Xu Mengjia, Singh Apoorva Vikram, Karniadakis George Em
IEEE Trans Neural Netw Learn Syst. 2022 Jun 10;PP. doi: 10.1109/TNNLS.2022.3178706.
Dynamic graph embedding has gained great attention recently due to its capability of learning low-dimensional and meaningful graph representations for complex temporal graphs with high accuracy. However, recent advances mostly focus on learning node embeddings as deterministic "vectors" for static graphs, hence disregarding the key graph temporal dynamics and the evolving uncertainties associated with node embedding in the latent space. In this work, we propose an efficient stochastic dynamic graph embedding method (DynG2G) that applies an inductive feedforward encoder trained with node triplet energy-based ranking loss. Every node per timestamp is encoded as a time-dependent probabilistic multivariate Gaussian distribution in the latent space, and, hence, we are able to quantify the node embedding uncertainty on-the-fly. We have considered eight different benchmarks that represent diversity in size (from 96 nodes to 87 626 and from 13 398 edges to 4 870 863) as well as diversity in dynamics, from slowly changing temporal evolution to rapidly varying multirate dynamics. We demonstrate through extensive experiments based on these eight dynamic graph benchmarks that DynG2G achieves new state-of-the-art performance in capturing the underlying temporal node embeddings. We also demonstrate that DynG2G can simultaneously predict the evolving node embedding uncertainty, which plays a crucial role in quantifying the intrinsic dimensionality of the dynamical system over time. In particular, we obtain a "universal" relation of the optimal embedding dimension, L , versus the effective dimensionality of uncertainty, D , and infer that L=D for all cases. This, in turn, implies that the uncertainty quantification approach we employ in the DynG2G algorithm correctly captures the intrinsic dimensionality of the dynamics of such evolving graphs despite the diverse nature and composition of the graphs at each timestamp. In addition, this L - D correlation provides a clear path to selecting adaptively the optimum embedding size at each timestamp by setting L ≥ D .

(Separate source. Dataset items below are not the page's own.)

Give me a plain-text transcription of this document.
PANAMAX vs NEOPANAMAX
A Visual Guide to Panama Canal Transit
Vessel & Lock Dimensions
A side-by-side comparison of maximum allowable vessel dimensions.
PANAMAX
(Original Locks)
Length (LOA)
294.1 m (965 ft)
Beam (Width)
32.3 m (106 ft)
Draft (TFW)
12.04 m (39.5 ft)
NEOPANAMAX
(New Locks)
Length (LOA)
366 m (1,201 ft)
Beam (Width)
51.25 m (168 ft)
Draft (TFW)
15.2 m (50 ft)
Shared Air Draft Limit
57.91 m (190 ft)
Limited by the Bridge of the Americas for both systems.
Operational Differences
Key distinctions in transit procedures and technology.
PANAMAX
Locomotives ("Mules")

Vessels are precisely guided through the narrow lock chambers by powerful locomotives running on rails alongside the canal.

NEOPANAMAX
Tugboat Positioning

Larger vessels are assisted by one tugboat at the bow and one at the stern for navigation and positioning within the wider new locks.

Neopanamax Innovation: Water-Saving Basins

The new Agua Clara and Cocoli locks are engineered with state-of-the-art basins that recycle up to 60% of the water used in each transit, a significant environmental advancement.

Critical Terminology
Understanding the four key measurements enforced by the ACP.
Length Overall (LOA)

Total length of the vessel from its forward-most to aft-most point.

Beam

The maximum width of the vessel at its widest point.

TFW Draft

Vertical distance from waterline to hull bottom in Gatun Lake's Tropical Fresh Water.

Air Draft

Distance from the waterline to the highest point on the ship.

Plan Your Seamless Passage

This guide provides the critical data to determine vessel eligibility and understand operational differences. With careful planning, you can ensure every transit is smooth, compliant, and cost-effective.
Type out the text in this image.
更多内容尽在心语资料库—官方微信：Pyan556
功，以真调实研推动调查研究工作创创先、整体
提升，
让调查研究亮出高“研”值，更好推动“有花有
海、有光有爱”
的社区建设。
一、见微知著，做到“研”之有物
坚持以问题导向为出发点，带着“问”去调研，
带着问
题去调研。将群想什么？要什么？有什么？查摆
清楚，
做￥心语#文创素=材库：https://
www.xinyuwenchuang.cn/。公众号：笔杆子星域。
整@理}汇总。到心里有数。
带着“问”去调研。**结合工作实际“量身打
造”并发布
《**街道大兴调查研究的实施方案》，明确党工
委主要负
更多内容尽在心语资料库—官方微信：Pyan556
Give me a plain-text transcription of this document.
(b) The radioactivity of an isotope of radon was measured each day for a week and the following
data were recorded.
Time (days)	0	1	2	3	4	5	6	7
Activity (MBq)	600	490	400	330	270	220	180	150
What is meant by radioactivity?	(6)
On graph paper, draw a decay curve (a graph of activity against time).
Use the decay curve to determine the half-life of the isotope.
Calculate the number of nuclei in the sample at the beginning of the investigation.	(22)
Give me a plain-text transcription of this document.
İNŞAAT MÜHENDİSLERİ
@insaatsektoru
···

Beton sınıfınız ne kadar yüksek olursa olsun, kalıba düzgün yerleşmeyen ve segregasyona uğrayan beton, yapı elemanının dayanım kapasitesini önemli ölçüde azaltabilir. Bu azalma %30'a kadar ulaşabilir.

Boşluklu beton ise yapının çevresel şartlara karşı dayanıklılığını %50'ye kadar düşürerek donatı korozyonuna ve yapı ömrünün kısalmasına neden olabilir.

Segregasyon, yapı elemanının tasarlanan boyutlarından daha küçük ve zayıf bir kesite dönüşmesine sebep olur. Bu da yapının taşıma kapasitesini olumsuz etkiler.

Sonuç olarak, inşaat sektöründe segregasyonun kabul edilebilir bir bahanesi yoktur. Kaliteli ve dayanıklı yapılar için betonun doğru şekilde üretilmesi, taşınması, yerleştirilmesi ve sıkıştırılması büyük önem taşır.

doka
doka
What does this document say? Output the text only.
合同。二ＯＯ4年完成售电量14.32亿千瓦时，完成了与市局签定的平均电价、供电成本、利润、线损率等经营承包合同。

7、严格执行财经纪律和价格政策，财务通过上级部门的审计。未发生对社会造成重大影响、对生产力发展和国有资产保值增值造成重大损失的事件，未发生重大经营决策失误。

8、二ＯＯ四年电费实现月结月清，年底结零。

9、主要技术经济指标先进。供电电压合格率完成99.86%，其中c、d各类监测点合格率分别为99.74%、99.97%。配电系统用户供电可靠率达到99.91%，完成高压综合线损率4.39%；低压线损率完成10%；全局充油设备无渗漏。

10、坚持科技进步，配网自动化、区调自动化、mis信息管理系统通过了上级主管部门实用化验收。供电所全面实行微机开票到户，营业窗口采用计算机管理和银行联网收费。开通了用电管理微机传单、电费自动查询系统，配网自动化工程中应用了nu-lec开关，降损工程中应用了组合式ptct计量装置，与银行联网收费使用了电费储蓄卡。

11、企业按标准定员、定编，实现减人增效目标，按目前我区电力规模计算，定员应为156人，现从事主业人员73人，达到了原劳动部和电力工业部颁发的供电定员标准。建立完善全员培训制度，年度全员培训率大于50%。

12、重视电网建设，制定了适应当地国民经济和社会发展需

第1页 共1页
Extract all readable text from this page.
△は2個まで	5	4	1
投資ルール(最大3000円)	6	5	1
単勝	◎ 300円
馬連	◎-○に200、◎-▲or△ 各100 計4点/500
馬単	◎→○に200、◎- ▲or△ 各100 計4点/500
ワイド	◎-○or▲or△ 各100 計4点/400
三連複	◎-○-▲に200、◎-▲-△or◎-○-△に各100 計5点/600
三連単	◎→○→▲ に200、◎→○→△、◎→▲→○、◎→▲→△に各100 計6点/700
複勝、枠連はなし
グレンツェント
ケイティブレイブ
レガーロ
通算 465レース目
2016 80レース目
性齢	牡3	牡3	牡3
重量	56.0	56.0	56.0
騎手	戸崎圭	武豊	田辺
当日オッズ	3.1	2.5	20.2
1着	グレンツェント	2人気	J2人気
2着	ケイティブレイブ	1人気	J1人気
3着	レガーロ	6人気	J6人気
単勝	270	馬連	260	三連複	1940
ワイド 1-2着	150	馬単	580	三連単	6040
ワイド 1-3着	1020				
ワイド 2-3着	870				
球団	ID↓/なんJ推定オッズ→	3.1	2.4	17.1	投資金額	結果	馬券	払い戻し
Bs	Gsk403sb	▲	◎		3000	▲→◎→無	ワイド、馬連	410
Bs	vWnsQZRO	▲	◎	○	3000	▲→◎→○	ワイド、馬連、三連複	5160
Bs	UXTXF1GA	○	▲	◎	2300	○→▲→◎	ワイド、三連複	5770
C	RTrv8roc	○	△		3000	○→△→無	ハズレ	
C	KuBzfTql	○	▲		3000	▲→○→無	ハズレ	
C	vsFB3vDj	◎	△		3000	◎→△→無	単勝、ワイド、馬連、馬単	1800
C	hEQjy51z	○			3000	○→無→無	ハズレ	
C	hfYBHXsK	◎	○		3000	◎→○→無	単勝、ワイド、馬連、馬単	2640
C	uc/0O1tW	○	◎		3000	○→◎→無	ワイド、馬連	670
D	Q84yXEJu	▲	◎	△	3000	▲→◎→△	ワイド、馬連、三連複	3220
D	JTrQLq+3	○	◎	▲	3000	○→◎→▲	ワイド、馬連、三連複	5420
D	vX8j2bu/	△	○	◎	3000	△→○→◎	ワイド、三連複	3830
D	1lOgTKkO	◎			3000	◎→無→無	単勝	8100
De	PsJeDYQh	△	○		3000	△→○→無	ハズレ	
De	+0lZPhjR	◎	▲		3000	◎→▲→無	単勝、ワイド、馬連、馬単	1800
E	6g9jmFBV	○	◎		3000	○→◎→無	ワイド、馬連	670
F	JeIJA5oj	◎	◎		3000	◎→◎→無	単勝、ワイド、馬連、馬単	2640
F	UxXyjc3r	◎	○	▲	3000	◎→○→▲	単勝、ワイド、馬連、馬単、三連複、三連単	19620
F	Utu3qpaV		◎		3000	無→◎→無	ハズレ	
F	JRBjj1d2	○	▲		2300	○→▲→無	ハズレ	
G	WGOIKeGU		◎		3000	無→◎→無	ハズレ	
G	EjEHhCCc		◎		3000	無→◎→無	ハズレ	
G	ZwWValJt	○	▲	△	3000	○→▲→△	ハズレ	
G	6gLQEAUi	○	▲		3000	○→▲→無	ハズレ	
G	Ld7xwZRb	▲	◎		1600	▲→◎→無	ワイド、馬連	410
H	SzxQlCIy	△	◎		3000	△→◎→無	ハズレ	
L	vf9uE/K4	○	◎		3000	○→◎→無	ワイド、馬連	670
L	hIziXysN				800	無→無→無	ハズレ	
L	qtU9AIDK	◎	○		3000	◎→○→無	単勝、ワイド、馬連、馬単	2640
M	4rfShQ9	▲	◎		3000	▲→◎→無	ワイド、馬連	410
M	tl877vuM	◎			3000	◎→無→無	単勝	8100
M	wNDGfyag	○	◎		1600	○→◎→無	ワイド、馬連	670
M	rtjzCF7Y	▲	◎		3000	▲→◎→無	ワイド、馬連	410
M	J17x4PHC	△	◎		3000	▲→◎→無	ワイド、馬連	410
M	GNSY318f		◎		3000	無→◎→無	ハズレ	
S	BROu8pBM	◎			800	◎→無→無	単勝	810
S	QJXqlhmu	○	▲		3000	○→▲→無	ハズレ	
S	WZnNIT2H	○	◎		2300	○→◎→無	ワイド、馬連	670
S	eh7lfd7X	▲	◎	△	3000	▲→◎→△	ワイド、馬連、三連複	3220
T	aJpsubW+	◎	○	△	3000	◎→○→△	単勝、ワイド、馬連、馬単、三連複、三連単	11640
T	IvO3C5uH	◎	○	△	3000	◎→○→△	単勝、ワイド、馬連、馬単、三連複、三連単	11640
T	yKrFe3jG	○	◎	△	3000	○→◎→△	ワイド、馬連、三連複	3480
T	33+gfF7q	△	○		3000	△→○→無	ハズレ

动态图嵌入由于能够为复杂的时态图高精度地学习低维且有意义的图表示,近来受到了广泛关注。然而,近期的进展大多集中于为静态图学习作为确定性“向量”的节点嵌入,从而忽略了关键的图时间动态以及与潜在空间中节点嵌入相关的不断演变的不确定性。在这项工作中,我们提出了一种高效的随机动态图嵌入方法(DynG2G),该方法应用基于节点三元组能量排序损失训练的归纳前馈编码器。每个时间戳的每个节点在潜在空间中被编码为一个随时间变化的概率多元高斯分布,因此,我们能够实时量化节点嵌入的不确定性。我们考虑了八个不同的基准,这些基准在大小(从96个节点到87626个节点,从13398条边到4870863条边)以及动态方面具有多样性,涵盖了从缓慢变化的时间演变到快速变化的多速率动态。我们通过基于这八个动态图基准的大量实验表明,DynG2G在捕获潜在的时间节点嵌入方面取得了新的最优性能。我们还表明,DynG2G能够同时预测不断演变的节点嵌入不确定性,这在量化随时间变化的动态系统的固有维度方面起着关键作用。特别地,我们得到了最优嵌入维度(L)与不确定性有效维度(D)的“通用”关系,并推断在所有情况下(L = D)。这反过来意味着,尽管每个时间戳的图具有不同的性质和组成,但我们在DynG2G算法中采用的不确定性量化方法正确地捕获了此类演变图动态的固有维度。此外,这种(L - D)相关性为通过设置(L \geq D)在每个时间戳自适应地选择最优嵌入大小提供了一条清晰的途径。